Loading libraries in Jenkinsfile - Time & Space Complexity
When Jenkins loads libraries in a pipeline, it runs some steps to get the code ready.
We want to know how the time it takes grows when we add more libraries.
Analyze the time complexity of the following code snippet.
@Library(['libA', 'libB', 'libC']) _
pipeline {
agent any
stages {
stage('Example') {
steps {
script {
libA.someFunction()
libB.someFunction()
libC.someFunction()
}
}
}
}
}
This Jenkinsfile loads three shared libraries and calls a function from each.

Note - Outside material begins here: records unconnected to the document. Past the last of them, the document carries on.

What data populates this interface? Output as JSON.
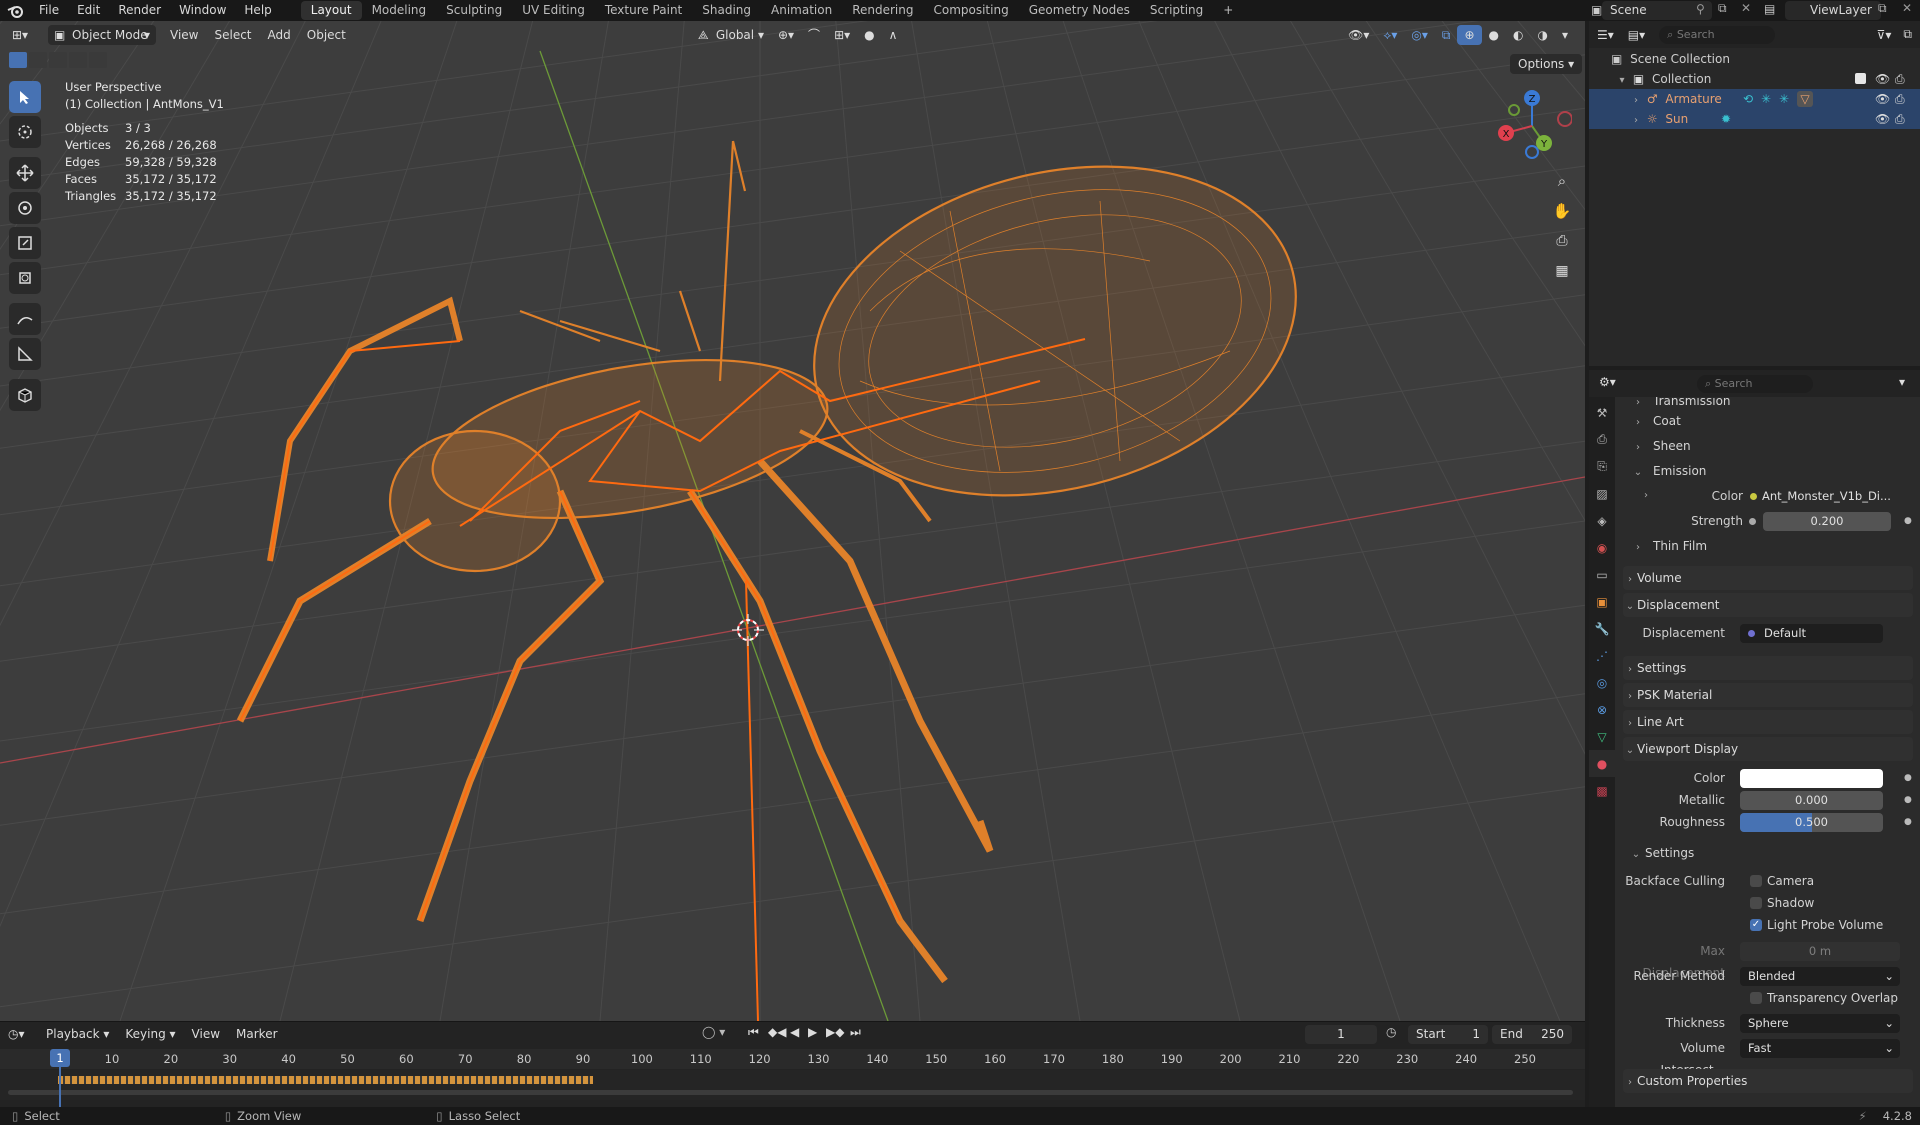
{
  "topbar": {
    "menus": [
      "File",
      "Edit",
      "Render",
      "Window",
      "Help"
    ],
    "workspaces": [
      "Layout",
      "Modeling",
      "Sculpting",
      "UV Editing",
      "Texture Paint",
      "Shading",
      "Animation",
      "Rendering",
      "Compositing",
      "Geometry Nodes",
      "Scripting"
    ],
    "active_workspace": "Layout",
    "add_workspace": "+",
    "scene": "Scene",
    "view_layer": "ViewLayer"
  },
  "viewport": {
    "mode": "Object Mode",
    "menus": [
      "View",
      "Select",
      "Add",
      "Object"
    ],
    "transform_orientation": "Global",
    "options": "Options",
    "perspective_label": "User Perspective",
    "collection_label": "(1) Collection | AntMons_V1",
    "stats": [
      {
        "k": "Objects",
        "v": "3 / 3"
      },
      {
        "k": "Vertices",
        "v": "26,268 / 26,268"
      },
      {
        "k": "Edges",
        "v": "59,328 / 59,328"
      },
      {
        "k": "Faces",
        "v": "35,172 / 35,172"
      },
      {
        "k": "Triangles",
        "v": "35,172 / 35,172"
      }
    ],
    "gizmo_axes": {
      "z": "Z",
      "y": "Y",
      "x": "X"
    },
    "colors": {
      "wire": "#e8842a",
      "bone": "#ff6a10",
      "grid": "#4a4a4a",
      "x_axis": "#b0454a",
      "y_axis": "#6a9a36"
    }
  },
  "timeline": {
    "menus": [
      "Playback",
      "Keying",
      "View",
      "Marker"
    ],
    "current_frame": "1",
    "start_label": "Start",
    "start": "1",
    "end_label": "End",
    "end": "250",
    "ticks": [
      "1",
      "10",
      "20",
      "30",
      "40",
      "50",
      "60",
      "70",
      "80",
      "90",
      "100",
      "110",
      "120",
      "130",
      "140",
      "150",
      "160",
      "170",
      "180",
      "190",
      "200",
      "210",
      "220",
      "230",
      "240",
      "250"
    ]
  },
  "status": {
    "select": "Select",
    "zoom": "Zoom View",
    "lasso": "Lasso Select",
    "version": "4.2.8"
  },
  "outliner": {
    "search_placeholder": "Search",
    "items": [
      {
        "label": "Scene Collection",
        "level": 0
      },
      {
        "label": "Collection",
        "level": 1
      },
      {
        "label": "Armature",
        "level": 2
      },
      {
        "label": "Sun",
        "level": 2
      }
    ]
  },
  "properties": {
    "search_placeholder": "Search",
    "sections": {
      "transmission": "Transmission",
      "coat": "Coat",
      "sheen": "Sheen",
      "emission": "Emission",
      "color_label": "Color",
      "color_value": "Ant_Monster_V1b_Di...",
      "strength_label": "Strength",
      "strength_value": "0.200",
      "thin_film": "Thin Film",
      "volume": "Volume",
      "displacement": "Displacement",
      "displacement_label": "Displacement",
      "displacement_value": "Default",
      "settings": "Settings",
      "psk": "PSK Material",
      "line_art": "Line Art",
      "viewport_display": "Viewport Display",
      "vd_color": "Color",
      "metallic_label": "Metallic",
      "metallic_value": "0.000",
      "roughness_label": "Roughness",
      "roughness_value": "0.500",
      "roughness_fraction": 0.5,
      "vd_settings": "Settings",
      "backface_culling": "Backface Culling",
      "camera": "Camera",
      "shadow": "Shadow",
      "light_probe": "Light Probe Volume",
      "max_disp_label": "Max Displacement",
      "max_disp_value": "0 m",
      "render_method_label": "Render Method",
      "render_method_value": "Blended",
      "transparency_overlap": "Transparency Overlap",
      "thickness_label": "Thickness",
      "thickness_value": "Sphere",
      "vol_intersect_label": "Volume Intersect...",
      "vol_intersect_value": "Fast",
      "custom_properties": "Custom Properties"
    },
    "checks": {
      "camera": false,
      "shadow": false,
      "light_probe": true,
      "transparency_overlap": false
    }
  }
}
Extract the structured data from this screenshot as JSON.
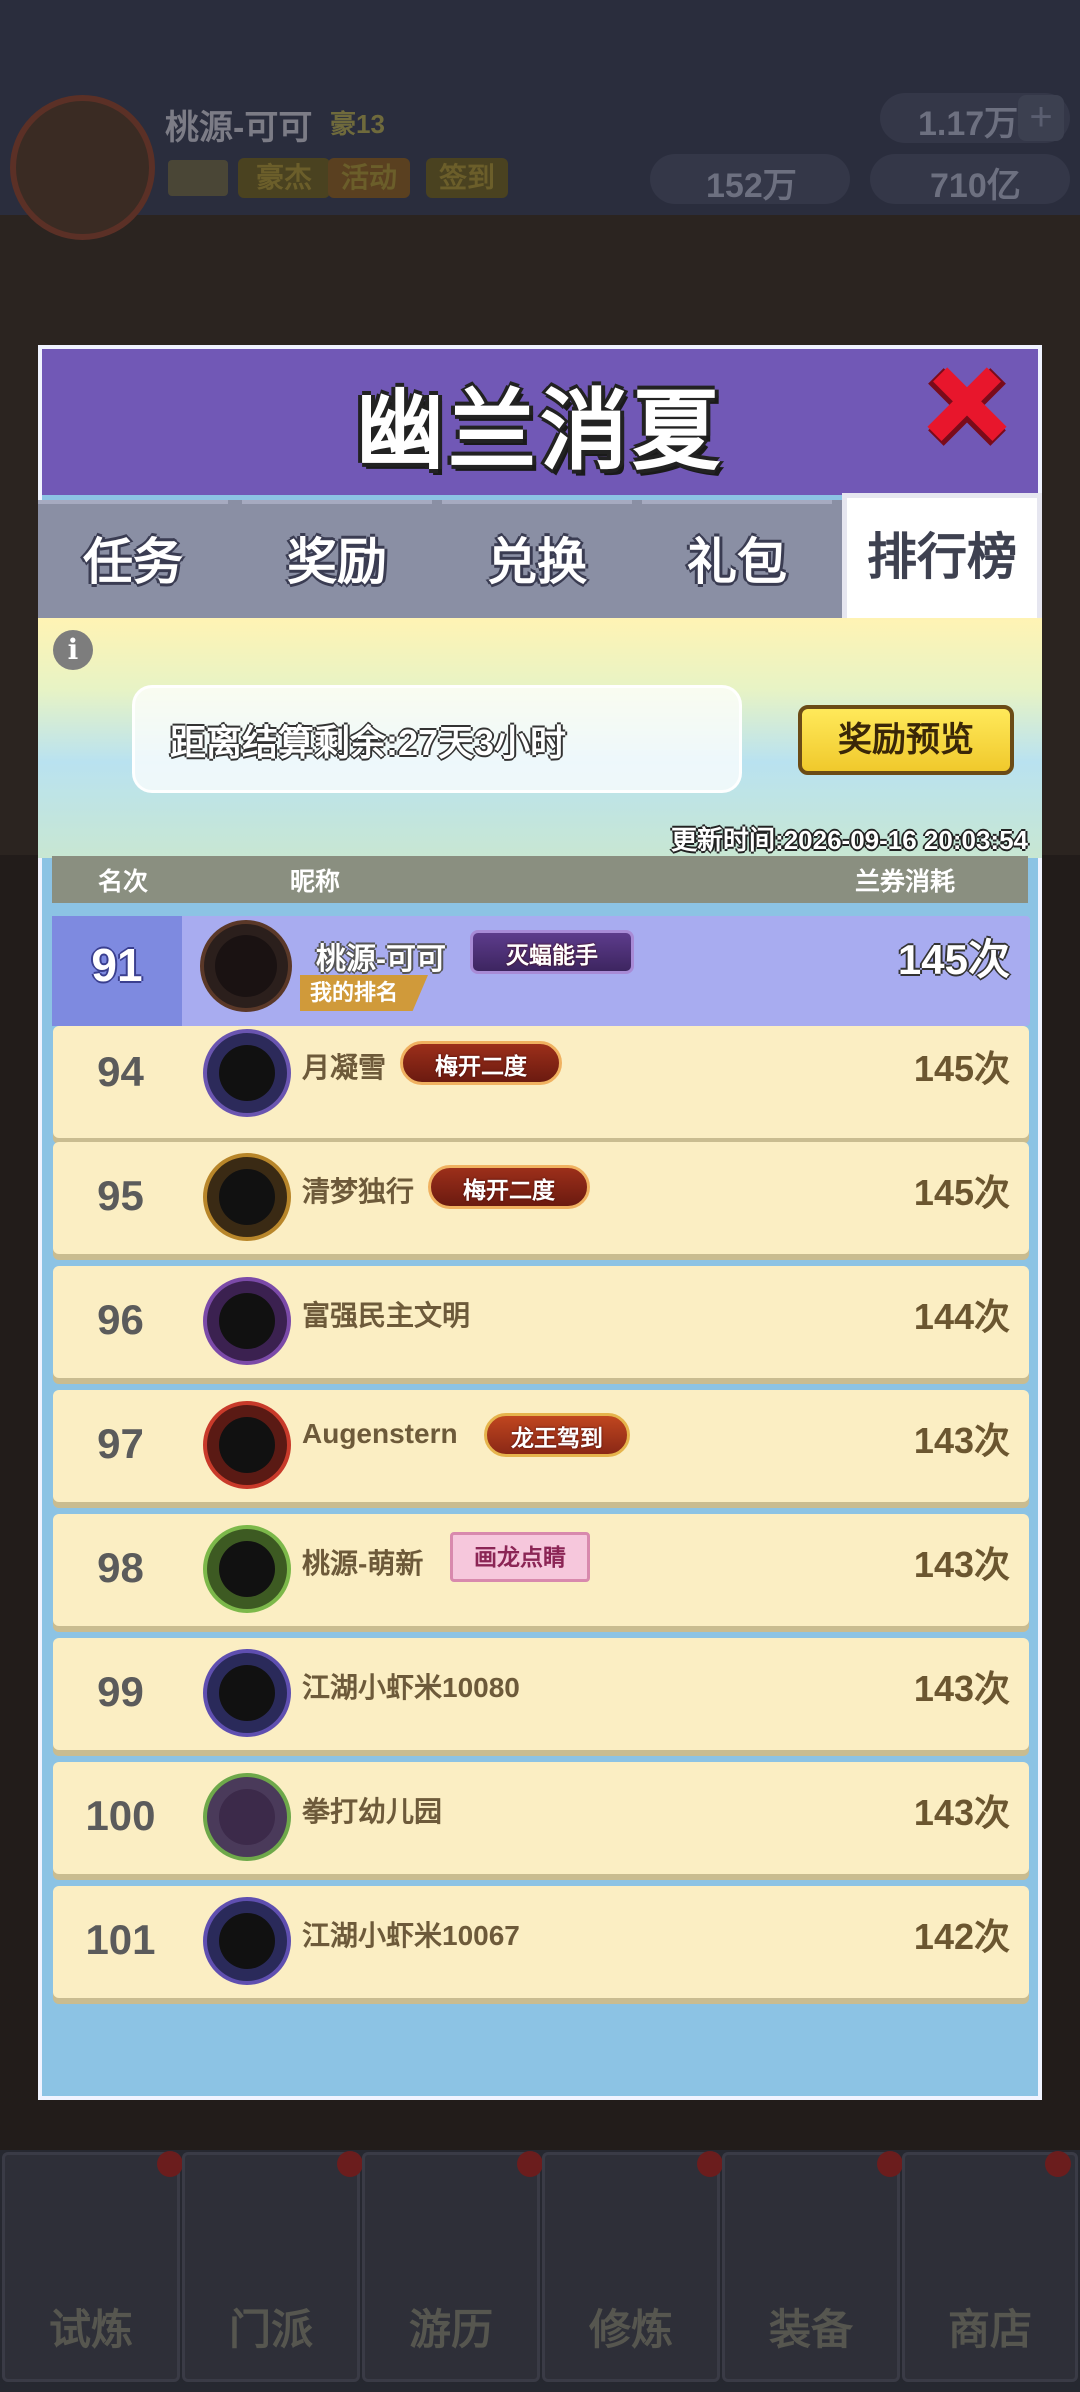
{
  "background_hud": {
    "player_name": "桃源-可可",
    "player_level": "豪13",
    "chips": [
      "豪杰",
      "活动",
      "签到"
    ],
    "gems": "1.17万",
    "coupons": "152万",
    "gold": "710亿",
    "nav": [
      "试炼",
      "门派",
      "游历",
      "修炼",
      "装备",
      "商店"
    ]
  },
  "modal": {
    "title": "幽兰消夏",
    "tabs": [
      "任务",
      "奖励",
      "兑换",
      "礼包",
      "排行榜"
    ],
    "active_tab": "排行榜",
    "countdown": "距离结算剩余:27天3小时",
    "preview_button": "奖励预览",
    "update_time": "更新时间:2026-09-16 20:03:54",
    "columns": {
      "rank": "名次",
      "nickname": "昵称",
      "spent": "兰券消耗"
    }
  },
  "my_entry": {
    "rank": "91",
    "name": "桃源-可可",
    "badge": "灭蝠能手",
    "label": "我的排名",
    "score": "145次"
  },
  "rows": [
    {
      "rank": "94",
      "name": "月凝雪",
      "badge": "梅开二度",
      "score": "145次"
    },
    {
      "rank": "95",
      "name": "清梦独行",
      "badge": "梅开二度",
      "score": "145次"
    },
    {
      "rank": "96",
      "name": "富强民主文明",
      "badge": "",
      "score": "144次"
    },
    {
      "rank": "97",
      "name": "Augenstern",
      "badge": "龙王驾到",
      "score": "143次"
    },
    {
      "rank": "98",
      "name": "桃源-萌新",
      "badge": "画龙点睛",
      "score": "143次"
    },
    {
      "rank": "99",
      "name": "江湖小虾米10080",
      "badge": "",
      "score": "143次"
    },
    {
      "rank": "100",
      "name": "拳打幼儿园",
      "badge": "",
      "score": "143次"
    },
    {
      "rank": "101",
      "name": "江湖小虾米10067",
      "badge": "",
      "score": "142次"
    }
  ],
  "colors": {
    "header_purple": "#7158b6",
    "row_cream": "#fbeec3",
    "my_row": "#a8acf0",
    "preview_button": "#ffe95a"
  }
}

Identify the loops, recursion, array traversals that repeat.
- Primary operation: Loading each library one by one.
- How many times: Once per library listed (3 times here).
Each library adds a fixed amount of work to load and prepare it.
| Input Size (n) | Approx. Operations |
|---|---|
| 3 | 3 load operations |
| 10 | 10 load operations |
| 100 | 100 load operations |
Pattern observation: The time grows directly with the number of libraries.
Time Complexity: O(n)
This means if you double the number of libraries, the loading time roughly doubles.
[X] Wrong: "Loading multiple libraries happens all at once, so time stays the same no matter how many."
[OK] Correct: Each library must be loaded separately, so more libraries mean more work and more time.
Understanding how loading libraries scales helps you write efficient Jenkins pipelines and shows you think about pipeline performance.
"What if the libraries were loaded in parallel instead of one after another? How would the time complexity change?"